Mr. Kovalchyk was standing center stage in a rime of spotlight, dabbing at his forehead with the same damp handkerchief as last night. There were four men gathered around him, day laborers by the look of their lean faces, and a spate of dancers lingering back. I searched and searched, but Aleksei was not among them, and I did not see Derkach either. When Mr. Kovalchyk noticed Sevas and me standing there, he turned quite lithely on his heel, half like a dancer himself, eyes growing huge.
“Sevastyan—” he started.
“You can take the money from the mirrors from what was my salary,” Sevas cut in. “I quit.”
Mr. Kovalchyk only gaped at him, mouth opening and closing and opening again, like a windup toy stuck on its stupid loop. “I will pretend I did not just hear those words leave your lips, Sevas. You can speak with Mr. Derkach about that when he gets here. For now I have more urgent problems to attend.”
He did not appear to even notice me, despite all the grief he’d given Sevas about my presence last night. The dancers began to whisper, voices as soft and low as wind through willow fronds, and one of them pointed up. I drew my gaze toward the ceiling, and Sevas did too. The rafters were dark and I had to squint through whorls of dust, but then I saw it: crammed up among the metal beams, limbs splayed out like a four-pointed star, was the corpse of a man whose eyes had been ripped from his skull.
In one hot rush, all the breath went out of me.
And then my eyes were missing, some haze falling across my vision that removed me from the room in small, agonizing increments, like a slow and throbbing exorcism. I watched through the film as the day laborers got the body down with an elaborate rope-and-pulley system, dancers looking on and tittering in their tights. A hard swallow ticked in Sevas’s throat. The body crashed onto the stage like a big dead bird, and the smell that billowed up from it nearly made me retch.
“He must have been dead for near a week, perhaps longer,” one of the day laborers said, pinching his nose shut. “Look how rotted it is.”

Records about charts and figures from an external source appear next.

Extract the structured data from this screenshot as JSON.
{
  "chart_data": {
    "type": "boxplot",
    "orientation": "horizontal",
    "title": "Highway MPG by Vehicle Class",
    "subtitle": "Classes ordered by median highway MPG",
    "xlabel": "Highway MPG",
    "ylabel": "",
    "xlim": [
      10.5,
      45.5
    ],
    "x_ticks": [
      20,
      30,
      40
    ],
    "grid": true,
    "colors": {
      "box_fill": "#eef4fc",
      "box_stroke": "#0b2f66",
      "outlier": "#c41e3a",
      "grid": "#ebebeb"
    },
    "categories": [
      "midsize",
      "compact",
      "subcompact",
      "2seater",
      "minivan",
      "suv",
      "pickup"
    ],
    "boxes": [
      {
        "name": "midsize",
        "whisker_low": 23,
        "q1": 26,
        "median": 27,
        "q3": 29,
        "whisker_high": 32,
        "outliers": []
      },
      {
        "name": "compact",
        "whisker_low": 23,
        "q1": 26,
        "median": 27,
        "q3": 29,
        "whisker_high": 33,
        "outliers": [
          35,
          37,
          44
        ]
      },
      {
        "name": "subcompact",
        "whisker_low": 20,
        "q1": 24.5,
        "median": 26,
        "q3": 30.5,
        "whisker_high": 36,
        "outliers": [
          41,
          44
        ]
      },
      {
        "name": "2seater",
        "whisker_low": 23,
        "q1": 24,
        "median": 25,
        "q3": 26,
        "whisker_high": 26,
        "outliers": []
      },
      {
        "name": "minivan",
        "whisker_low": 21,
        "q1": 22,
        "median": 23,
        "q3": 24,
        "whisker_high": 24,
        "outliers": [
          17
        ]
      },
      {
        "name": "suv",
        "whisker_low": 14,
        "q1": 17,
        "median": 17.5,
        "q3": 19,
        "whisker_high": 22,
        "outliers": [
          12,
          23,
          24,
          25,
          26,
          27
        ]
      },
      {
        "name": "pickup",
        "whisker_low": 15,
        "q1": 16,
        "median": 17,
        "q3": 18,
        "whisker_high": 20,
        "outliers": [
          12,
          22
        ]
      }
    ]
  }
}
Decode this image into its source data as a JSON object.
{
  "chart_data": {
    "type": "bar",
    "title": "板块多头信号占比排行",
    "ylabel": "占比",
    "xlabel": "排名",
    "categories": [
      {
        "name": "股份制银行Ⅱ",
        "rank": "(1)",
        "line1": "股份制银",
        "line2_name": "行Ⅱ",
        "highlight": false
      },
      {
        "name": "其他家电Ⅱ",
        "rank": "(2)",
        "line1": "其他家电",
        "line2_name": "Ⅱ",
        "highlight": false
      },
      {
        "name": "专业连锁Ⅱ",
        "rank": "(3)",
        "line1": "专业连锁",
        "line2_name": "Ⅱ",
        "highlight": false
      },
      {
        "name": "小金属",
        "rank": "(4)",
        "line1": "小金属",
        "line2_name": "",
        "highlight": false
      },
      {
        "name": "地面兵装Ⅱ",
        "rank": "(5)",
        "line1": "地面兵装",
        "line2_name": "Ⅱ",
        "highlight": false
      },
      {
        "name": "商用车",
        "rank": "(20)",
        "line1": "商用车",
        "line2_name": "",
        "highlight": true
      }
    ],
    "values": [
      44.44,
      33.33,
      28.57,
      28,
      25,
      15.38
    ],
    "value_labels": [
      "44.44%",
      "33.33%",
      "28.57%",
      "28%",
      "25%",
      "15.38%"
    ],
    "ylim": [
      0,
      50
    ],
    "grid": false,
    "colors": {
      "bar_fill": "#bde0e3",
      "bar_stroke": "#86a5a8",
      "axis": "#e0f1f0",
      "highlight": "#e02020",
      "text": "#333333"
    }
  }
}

A week. What had I been doing a week ago? My days blurred together, rote and near-identical. I had been pouring Papa tea or grinding meat into filling while someone, something, picked off the men of Oblya like a hawk snatching up its quarry. While this man’s flesh was curdling off his bones.
The memory of Papa’s voice struck me suddenly: Oblya will not miss a single day laborer. If anything, it means more work for the rest.
“How could we have gone so long without noticing it?” Mr. Kovalchyk demanded, covering his own nose with his handkerchief.
The day laborer shrugged. “Too high up to smell. Too bright when all the lights are on.”
Where the man’s eyes had been there were only two small pits, opening to an oily darkness. His chest had been flayed open almost precisely, rib cage and sternum split down their centers like the bodice of a dress torn in a moment of great ecstasy, and under it there was the pink of flesh and muscle. But inside his sternum there was nothing, no red withering heart, and his rib cage was absent of gristle and blood, looking as white as taxidermy tusks mounted above some conqueror’s mantel. The liver was absent, the slick garland of intestines gone, and even the stomach had been slit open and emptied. Everything was scraped as clean as a white porcelain bowl.
It reminded me of how I had flayed the monster, carving out its entrails. It had come to me so easily, as if such butchery were as natural as breathing. I squeezed my eyes shut and held my breath until I was dizzy, until when I opened them again my vision was blinkering with false stars.
Two neat wounds grinned above the dead man’s knees, as if someone had used a knife to hobble him so he could not get away. At least, that was what the Grand Inspector said when he arrived, with six of his black-clad men in tow.
“A week or more,” he proclaimed, nudging the body with the toe of his boot. “It’s hard to tell at this stage, before we can get it to our mortician. Sir, I am going to need a list of everyone who has been inside this theater in the past two weeks—dancers, workers, managers. And I’m going to need to see the log of ticket purchases.”
“But who was he?” I pressed, even though a part of me already knew. Papa’s voice returned to me again. If anything, it means more work for the rest. He was any man. He was a man no one would miss.
“Oh,” Mr. Kovalchyk said, blinking from under his sweaty brow. “Some day laborer or another. We hire them at market rate to mop the floors.”
The Grand Inspector nodded grimly and asked if the man had any family, but I could not hear Mr. Kovalchyk’s response over the rushing of blood in my ears. I only heard him laugh, and what an absurd question it was. Men like Niko and Fedir and even Sevas had no family but one another. The Grand Inspector took down some notes on his pad. I watched him through that ghostly haze as Sevas’s hand pressed against the small of my back, thinking of everything Papa had told me about the man before me and his black-clad enforcers.